Suppose that $A$ is a symmetric 3 × 3 matrix with positive entries, such that the sum of every row is 1. Let $v=(1,\frac{1}{2},\frac{1}{3})$. What is $$ \lim\limits_{n\to\infty}A^nv $$
My solution is: $\sqrt{max\lambda}=||A||_2\leq||A||_{\infty}=1 \Rightarrow $ all $\lambda\leq1$, but I cannot prove that all $\lambda<1$ which can lead to $\lim\limits_{n\to\infty}A^nv=0$.
So I tried the second way and found that A could be regarded as a Markov transition matrix, but how to relate this to my problem?
Note that $A$ is an irreducible stochastic matrix with positive entries. There exists a unique stationary row vector $\pi$ such that $$ \pi A = \pi \tag{$\clubsuit$} $$ Additionally, $$ \lim_{n \rightarrow \infty} A^n = \mathbf1\pi $$ where $\mathbf 1$ is a column vector with all ones. See here.

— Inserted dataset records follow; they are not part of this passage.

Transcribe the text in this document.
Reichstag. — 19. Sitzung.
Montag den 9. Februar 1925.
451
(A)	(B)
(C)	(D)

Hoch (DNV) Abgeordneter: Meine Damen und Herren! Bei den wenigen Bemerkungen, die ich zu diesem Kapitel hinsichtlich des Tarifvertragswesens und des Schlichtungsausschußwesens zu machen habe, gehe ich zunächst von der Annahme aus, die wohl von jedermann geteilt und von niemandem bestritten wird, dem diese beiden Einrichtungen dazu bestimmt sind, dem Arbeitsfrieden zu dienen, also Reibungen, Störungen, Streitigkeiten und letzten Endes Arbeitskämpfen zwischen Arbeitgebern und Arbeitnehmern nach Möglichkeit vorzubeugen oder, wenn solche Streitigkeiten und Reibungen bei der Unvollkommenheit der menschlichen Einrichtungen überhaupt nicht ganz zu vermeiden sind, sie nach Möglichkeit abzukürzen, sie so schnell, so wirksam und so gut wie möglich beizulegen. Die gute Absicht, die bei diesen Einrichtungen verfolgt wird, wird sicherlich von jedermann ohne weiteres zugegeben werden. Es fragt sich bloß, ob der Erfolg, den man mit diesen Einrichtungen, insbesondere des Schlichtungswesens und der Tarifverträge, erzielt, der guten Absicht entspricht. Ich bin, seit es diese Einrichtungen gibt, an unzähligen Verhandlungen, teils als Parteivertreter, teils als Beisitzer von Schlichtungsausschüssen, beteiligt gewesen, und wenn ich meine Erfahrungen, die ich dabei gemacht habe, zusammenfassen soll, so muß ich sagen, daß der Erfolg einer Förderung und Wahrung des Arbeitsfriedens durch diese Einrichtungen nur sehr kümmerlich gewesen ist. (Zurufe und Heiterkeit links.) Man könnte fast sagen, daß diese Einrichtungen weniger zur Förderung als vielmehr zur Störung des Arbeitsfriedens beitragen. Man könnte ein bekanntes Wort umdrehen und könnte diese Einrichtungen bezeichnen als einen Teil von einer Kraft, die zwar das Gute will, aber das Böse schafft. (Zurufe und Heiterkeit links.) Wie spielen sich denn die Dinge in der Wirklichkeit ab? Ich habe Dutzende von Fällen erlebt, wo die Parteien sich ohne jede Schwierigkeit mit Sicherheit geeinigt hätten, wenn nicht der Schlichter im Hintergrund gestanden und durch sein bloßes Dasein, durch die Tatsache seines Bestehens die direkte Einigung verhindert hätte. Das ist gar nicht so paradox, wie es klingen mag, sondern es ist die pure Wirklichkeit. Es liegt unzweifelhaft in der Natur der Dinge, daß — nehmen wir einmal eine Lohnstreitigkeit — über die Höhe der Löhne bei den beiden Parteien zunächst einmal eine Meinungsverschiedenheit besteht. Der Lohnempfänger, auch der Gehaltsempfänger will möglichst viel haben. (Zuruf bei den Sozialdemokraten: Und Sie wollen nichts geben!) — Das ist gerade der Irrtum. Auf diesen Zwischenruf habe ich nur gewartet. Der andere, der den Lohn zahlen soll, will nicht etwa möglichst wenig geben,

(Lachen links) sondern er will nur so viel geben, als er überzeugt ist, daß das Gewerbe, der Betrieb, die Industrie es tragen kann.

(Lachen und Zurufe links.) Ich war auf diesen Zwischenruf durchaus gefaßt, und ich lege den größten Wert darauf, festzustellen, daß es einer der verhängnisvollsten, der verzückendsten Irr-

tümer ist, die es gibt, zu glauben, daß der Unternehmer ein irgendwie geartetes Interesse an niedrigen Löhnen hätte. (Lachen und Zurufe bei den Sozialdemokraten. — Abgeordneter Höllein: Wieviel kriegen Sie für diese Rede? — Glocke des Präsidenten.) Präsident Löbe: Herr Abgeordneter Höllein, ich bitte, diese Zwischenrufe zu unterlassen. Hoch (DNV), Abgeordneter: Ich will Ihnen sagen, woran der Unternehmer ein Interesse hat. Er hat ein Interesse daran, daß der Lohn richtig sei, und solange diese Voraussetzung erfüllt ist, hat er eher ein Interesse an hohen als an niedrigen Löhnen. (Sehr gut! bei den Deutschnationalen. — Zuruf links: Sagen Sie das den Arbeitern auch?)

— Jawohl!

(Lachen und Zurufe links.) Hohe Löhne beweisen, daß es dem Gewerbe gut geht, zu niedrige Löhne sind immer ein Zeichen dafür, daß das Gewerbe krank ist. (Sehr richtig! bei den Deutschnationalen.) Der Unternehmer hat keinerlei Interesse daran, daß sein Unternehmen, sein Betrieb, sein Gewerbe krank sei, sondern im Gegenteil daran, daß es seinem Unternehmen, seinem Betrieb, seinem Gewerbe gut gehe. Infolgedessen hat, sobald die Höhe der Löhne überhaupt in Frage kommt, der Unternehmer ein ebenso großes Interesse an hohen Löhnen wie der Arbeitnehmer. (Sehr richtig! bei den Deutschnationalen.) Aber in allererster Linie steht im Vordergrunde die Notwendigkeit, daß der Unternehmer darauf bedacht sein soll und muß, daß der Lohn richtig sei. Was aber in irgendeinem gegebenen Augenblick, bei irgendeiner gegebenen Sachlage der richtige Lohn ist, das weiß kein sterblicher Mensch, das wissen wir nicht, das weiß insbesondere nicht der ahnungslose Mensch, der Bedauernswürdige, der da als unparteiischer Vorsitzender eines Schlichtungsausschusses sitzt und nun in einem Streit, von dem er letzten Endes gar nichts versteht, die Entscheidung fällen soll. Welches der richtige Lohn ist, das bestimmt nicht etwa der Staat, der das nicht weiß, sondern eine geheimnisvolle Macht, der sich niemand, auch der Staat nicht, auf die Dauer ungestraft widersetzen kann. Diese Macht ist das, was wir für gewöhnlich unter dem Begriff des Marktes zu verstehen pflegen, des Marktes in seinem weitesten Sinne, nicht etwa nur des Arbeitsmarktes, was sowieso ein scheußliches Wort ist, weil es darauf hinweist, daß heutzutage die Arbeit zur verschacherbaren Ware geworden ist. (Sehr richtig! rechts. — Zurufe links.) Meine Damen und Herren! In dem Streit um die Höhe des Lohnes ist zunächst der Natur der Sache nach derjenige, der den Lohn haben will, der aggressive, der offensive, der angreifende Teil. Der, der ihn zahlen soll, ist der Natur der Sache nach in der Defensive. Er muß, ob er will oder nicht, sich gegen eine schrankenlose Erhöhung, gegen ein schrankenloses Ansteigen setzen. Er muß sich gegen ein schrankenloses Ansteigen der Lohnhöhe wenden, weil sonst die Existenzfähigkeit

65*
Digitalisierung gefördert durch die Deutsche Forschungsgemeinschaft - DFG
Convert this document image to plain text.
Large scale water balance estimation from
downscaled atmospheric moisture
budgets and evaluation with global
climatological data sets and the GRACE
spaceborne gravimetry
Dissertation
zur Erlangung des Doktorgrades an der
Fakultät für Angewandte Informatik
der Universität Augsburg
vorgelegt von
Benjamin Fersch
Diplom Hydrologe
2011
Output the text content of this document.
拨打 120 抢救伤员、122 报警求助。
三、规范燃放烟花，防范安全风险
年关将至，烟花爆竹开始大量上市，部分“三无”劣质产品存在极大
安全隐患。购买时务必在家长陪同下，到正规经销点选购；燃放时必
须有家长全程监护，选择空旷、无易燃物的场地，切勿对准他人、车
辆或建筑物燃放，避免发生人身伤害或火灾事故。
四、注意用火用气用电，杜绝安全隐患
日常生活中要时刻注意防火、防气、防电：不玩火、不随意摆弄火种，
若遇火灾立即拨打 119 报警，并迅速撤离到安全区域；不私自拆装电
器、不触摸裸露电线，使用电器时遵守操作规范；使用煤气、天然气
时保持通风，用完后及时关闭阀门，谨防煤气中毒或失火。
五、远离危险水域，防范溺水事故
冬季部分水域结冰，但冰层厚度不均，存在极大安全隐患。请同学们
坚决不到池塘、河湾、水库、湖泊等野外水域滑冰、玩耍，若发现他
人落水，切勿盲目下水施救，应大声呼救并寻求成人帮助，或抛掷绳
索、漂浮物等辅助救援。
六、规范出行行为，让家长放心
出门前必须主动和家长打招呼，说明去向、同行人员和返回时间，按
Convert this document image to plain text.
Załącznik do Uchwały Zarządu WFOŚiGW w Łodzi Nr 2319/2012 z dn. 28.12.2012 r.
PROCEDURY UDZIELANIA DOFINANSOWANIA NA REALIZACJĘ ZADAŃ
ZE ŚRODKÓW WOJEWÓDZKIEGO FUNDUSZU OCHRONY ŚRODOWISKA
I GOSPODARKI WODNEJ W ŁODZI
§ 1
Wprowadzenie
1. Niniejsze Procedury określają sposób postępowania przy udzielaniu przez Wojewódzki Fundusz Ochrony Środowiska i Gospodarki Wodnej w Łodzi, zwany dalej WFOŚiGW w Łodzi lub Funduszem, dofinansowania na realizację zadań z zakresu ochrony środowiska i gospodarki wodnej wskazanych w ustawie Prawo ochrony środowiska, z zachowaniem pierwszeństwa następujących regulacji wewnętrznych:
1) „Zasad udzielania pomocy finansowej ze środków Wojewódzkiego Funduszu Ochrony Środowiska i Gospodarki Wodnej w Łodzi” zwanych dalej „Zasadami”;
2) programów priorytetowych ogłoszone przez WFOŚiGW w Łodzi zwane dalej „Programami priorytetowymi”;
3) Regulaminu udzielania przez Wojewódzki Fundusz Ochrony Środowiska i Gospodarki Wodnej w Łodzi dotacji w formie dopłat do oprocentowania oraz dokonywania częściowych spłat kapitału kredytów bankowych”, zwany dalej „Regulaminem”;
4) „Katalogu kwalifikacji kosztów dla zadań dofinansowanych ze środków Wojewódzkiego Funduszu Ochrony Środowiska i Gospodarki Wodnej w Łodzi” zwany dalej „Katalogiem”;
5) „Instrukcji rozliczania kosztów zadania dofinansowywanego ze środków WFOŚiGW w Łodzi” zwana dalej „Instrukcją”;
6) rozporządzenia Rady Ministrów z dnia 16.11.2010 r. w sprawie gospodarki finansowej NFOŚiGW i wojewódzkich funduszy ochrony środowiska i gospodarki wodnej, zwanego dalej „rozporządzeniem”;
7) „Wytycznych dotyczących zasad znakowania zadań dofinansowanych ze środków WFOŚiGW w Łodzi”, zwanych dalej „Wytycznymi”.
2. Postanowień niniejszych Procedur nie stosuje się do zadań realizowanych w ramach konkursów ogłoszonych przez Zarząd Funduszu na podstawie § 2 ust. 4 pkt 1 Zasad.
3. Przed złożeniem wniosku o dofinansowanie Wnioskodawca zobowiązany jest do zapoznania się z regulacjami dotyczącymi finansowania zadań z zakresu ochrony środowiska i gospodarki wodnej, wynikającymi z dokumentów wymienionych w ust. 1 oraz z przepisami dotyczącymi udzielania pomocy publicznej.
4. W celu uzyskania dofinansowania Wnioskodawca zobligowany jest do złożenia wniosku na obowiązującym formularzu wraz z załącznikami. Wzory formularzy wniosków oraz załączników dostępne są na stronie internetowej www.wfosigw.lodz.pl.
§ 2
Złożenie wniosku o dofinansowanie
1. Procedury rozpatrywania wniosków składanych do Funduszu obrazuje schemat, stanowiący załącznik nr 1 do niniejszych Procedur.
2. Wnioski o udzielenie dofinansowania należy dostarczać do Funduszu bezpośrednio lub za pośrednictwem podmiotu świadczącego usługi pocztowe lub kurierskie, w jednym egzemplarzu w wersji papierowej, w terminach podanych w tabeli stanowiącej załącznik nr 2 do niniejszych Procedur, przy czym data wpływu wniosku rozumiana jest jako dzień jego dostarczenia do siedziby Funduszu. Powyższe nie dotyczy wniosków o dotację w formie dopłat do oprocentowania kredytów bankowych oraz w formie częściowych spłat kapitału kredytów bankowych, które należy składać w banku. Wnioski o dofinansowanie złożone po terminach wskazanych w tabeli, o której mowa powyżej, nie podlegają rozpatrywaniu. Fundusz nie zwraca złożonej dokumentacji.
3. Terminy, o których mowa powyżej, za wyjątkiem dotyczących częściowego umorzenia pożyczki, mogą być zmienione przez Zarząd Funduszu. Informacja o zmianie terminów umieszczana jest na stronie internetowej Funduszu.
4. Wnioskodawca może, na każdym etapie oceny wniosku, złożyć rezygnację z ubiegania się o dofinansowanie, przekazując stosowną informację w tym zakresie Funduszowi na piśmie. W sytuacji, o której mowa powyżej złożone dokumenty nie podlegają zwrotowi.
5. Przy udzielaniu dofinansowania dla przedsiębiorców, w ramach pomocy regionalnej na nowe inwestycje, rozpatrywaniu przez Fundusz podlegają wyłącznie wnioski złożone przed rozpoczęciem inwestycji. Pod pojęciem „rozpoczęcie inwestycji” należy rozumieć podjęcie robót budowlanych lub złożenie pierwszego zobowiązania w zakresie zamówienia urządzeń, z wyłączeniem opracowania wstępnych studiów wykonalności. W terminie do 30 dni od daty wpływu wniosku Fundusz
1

Because $A$ is symmetric, the matrix$\ \mathbf 1 \pi\ $ is also symmetric. In other words, all entries in $\pi$ are equal, thus $$ \pi = [\frac{1}{3}, \frac{1}{3}, \frac{1}{3}] $$ We conclude $$ \lim_{n \rightarrow \infty}A^n v = \mathbf 1\pi v = \begin{bmatrix}11/18 \\ 11/18 \\ 11/18\end{bmatrix} $$